Suzanne, briseuse de coeurs

Le trio Suzanne, lauréat de Jazz Migration #7 répond à nos questions.


Ce trio mixte (deux instruments à cordes, un instrument à vent) est un jeune groupe récemment constitué, au répertoire inspiré par la folk et la musique de chambre. Il est composé d’Hélène Duret (Clarinettes/Voix), Pierre Tereygeol (Guitare/Voix) et Maëlle Desbrosses (Alto/voix). Plutôt porté sur la mélodie et la voix, le trio vient d’être nommé lauréat du dispositif de Jazz Migration et s’apprête à passer une saison 2021/22 sous les projecteurs. En attendant de pouvoir les écouter en vrai, sur scène, ils racontent leur musique et leurs inspirations.

- Pourquoi le groupe s’appelle Suzanne ?

Maëlle : Ce groupe est une aventure collective, sans leader ou individualité prédominante. Le choix d’un prénom pour unifier nos trois personnalités a mis tout le monde d’accord. De plus, nous sommes grandement influencés par l’esthétique folk et lors du fumage de cerveau pour trouver le nom, Hélène a proposé Suzanne en référence à la chanson de Léonard Cohen, une ode à une femme qui l’obséda toute sa vie.
On a également appris récemment que Suzanne était aussi le prénom de la femme à qui Jacques Brel chante « Ne me quitte pas » ; prénom de briseuse de cœur en puissance, on dirait. Sans compter le nombre de messages familiaux nous disant qu’il existait des tantes Suzanne partout !

Hélène : Nous partageons tous les trois un amour très fort pour la musique dite folk et toutes celles qui en sont issues (Big Thief, Punch Brother, Leonard Cohen, Bon Iver etc.).

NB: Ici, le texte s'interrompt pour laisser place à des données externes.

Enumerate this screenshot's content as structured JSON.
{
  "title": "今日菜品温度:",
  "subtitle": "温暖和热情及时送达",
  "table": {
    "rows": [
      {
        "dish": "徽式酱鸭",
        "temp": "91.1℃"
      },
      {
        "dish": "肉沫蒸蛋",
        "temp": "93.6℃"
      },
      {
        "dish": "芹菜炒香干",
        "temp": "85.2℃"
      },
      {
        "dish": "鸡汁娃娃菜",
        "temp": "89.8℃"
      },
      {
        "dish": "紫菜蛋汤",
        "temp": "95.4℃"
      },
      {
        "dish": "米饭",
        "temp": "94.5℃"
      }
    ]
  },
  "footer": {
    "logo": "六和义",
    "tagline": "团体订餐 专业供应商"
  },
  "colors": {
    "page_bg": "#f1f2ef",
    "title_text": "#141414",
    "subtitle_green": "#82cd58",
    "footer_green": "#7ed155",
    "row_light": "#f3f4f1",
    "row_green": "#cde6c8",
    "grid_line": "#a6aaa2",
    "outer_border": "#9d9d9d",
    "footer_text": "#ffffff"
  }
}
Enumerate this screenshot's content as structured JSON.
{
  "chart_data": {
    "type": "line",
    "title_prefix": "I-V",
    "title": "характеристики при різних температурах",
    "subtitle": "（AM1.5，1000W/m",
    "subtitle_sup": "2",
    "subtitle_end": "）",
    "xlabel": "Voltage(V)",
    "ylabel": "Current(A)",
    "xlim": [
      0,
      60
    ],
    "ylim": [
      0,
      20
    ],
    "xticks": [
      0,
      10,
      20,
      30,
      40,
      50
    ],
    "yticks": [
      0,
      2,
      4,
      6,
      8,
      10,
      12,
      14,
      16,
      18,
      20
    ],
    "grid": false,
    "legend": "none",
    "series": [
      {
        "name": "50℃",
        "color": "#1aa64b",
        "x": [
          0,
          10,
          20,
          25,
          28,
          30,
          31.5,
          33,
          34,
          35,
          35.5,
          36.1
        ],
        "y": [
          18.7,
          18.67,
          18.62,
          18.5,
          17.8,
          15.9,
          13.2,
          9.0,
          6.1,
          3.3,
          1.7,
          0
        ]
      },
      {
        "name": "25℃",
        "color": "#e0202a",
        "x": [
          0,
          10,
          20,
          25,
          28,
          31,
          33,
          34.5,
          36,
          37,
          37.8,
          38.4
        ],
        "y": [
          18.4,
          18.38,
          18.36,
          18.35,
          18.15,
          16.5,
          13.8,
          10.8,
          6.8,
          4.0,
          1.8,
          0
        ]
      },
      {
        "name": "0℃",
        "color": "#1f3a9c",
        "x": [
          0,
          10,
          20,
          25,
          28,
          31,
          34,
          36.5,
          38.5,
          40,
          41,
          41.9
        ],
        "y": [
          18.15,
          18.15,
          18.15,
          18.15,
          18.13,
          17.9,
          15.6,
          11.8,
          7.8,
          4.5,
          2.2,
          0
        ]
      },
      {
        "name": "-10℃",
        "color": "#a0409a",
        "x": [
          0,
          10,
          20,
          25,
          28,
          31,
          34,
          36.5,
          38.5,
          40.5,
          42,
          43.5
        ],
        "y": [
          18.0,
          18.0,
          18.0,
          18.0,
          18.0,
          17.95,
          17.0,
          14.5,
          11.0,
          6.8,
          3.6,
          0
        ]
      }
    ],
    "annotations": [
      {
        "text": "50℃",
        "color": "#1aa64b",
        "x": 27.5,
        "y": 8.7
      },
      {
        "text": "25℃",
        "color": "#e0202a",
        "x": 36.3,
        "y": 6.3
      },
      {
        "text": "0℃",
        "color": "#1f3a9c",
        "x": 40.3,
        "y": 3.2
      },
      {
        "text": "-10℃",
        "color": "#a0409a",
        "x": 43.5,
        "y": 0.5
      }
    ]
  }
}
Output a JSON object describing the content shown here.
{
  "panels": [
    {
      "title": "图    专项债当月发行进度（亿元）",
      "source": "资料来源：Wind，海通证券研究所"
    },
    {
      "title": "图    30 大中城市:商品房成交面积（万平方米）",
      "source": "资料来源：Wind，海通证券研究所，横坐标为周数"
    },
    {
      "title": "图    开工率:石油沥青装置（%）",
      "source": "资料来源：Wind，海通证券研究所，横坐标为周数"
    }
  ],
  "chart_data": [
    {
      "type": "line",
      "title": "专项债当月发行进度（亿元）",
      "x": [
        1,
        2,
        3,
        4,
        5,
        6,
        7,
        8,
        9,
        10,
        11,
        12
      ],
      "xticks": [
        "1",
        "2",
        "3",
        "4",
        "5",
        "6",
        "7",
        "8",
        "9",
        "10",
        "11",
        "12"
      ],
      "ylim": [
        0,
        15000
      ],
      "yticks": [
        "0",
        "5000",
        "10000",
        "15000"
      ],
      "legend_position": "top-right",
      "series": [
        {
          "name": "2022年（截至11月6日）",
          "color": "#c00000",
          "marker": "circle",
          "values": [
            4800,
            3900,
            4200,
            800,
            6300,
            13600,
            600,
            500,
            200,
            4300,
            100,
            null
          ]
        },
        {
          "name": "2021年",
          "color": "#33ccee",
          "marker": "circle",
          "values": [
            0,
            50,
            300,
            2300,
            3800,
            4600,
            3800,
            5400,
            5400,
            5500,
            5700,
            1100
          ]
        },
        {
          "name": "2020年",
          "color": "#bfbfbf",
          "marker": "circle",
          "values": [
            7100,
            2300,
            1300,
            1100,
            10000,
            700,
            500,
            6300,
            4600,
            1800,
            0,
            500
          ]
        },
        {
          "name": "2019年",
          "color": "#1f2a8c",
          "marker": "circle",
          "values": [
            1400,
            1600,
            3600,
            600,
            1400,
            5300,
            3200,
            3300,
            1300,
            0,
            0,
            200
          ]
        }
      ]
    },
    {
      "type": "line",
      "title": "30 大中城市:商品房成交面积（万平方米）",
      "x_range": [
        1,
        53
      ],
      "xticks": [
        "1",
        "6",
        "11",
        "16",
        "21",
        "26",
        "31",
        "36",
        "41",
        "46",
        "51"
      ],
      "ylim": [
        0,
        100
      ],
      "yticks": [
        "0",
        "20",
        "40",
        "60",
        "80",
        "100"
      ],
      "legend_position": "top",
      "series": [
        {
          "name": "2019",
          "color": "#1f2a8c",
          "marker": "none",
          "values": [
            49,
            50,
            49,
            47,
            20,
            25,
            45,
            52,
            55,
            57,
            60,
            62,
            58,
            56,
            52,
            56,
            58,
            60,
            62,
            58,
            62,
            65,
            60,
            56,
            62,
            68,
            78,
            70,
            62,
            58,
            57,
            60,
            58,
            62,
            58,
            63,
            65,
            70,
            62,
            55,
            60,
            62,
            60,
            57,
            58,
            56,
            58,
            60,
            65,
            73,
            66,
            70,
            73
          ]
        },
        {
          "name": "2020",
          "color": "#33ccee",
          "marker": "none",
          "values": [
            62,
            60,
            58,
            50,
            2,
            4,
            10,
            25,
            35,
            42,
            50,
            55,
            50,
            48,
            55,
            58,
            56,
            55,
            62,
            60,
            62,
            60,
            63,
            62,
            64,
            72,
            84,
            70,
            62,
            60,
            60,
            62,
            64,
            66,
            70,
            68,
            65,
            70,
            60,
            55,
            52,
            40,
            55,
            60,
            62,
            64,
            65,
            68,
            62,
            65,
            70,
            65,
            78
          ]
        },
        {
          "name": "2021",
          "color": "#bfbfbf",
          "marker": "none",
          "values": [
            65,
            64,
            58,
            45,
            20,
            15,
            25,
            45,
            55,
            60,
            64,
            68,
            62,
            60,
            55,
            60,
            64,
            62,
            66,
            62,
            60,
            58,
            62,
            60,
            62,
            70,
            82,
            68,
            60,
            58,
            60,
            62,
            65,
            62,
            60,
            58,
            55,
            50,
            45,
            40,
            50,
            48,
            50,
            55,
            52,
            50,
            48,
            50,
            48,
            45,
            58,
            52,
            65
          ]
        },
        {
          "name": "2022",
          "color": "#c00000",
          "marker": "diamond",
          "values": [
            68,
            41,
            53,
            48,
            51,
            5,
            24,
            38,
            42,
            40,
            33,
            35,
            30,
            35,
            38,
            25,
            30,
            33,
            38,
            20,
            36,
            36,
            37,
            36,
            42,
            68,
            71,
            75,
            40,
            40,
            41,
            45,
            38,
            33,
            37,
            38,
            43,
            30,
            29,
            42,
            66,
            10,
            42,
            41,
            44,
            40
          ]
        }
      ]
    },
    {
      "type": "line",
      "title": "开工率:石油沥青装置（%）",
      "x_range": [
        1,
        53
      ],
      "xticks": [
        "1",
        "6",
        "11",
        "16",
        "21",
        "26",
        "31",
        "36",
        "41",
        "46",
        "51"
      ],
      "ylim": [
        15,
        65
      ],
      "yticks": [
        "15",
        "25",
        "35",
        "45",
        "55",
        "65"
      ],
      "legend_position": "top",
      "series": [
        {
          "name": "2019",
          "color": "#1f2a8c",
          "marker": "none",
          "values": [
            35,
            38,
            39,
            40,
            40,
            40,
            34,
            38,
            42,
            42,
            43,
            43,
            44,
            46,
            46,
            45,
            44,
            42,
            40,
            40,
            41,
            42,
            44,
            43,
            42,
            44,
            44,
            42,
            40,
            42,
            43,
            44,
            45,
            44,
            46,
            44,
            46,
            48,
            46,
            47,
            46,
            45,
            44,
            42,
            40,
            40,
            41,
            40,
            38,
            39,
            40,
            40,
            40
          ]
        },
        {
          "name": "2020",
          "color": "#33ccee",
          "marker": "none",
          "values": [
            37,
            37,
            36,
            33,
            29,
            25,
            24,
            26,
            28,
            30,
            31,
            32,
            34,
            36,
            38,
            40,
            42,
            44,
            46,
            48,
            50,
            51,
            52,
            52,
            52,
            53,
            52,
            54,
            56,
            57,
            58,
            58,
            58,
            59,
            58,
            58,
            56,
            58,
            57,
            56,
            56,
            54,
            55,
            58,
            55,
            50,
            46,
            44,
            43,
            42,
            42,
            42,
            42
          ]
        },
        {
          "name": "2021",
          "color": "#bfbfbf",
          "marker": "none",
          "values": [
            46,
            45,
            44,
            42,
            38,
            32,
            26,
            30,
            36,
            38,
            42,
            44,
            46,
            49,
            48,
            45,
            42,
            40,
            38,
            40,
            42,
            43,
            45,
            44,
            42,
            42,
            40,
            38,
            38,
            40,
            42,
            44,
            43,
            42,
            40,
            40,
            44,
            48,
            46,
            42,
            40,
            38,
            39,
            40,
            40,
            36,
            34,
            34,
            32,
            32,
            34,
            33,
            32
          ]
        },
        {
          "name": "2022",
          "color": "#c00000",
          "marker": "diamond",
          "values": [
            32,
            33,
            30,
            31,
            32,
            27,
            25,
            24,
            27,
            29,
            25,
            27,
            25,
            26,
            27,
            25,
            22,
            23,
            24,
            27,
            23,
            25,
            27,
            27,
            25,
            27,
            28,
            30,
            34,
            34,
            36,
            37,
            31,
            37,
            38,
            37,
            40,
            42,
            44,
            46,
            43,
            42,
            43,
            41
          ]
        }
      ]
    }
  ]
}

C’est une réelle source d’inspiration commune au sein du groupe. C’est donc un hommage à toute une époque, à tout un état d’esprit, à la voix aussi qui est une notion très importante pour nous dans ce groupe. Lorsque le prénom Suzanne est sorti, il y a eu un joli silence, suivi d’un grand enthousiasme réjouissant et unanime. C’était donc clair qu’on avait trouvé le nom de notre groupe.

Pierre : Il y a pour moi un fil conducteur entre les origines de la folk, du bluegrass, Leonard Cohen, et puis Jeff Buckley qui a toujours été une influence majeure. J’aime cette idée de filiation, et qu’en déroulant les fils on puisse trouver un nom de grand-mère. Ce qui m’a séduit également dans l’idée de s’appeler Suzanne, c’est d’avoir une espèce d’entité, féminine de surcroît, qui pouvait réunir nos trois personnalités sous un vrai nom de groupe. Assez souvent en jazz, les noms des formations mettent en valeur un individu leader, par exemple si je m’appelle Michel, et que je fais un quartet, et bien je l’appelle « Michel Quartet ». On a opté pour un nom de groupe, à l’ancienne, qui chante le collectif et cet équilibre poétique.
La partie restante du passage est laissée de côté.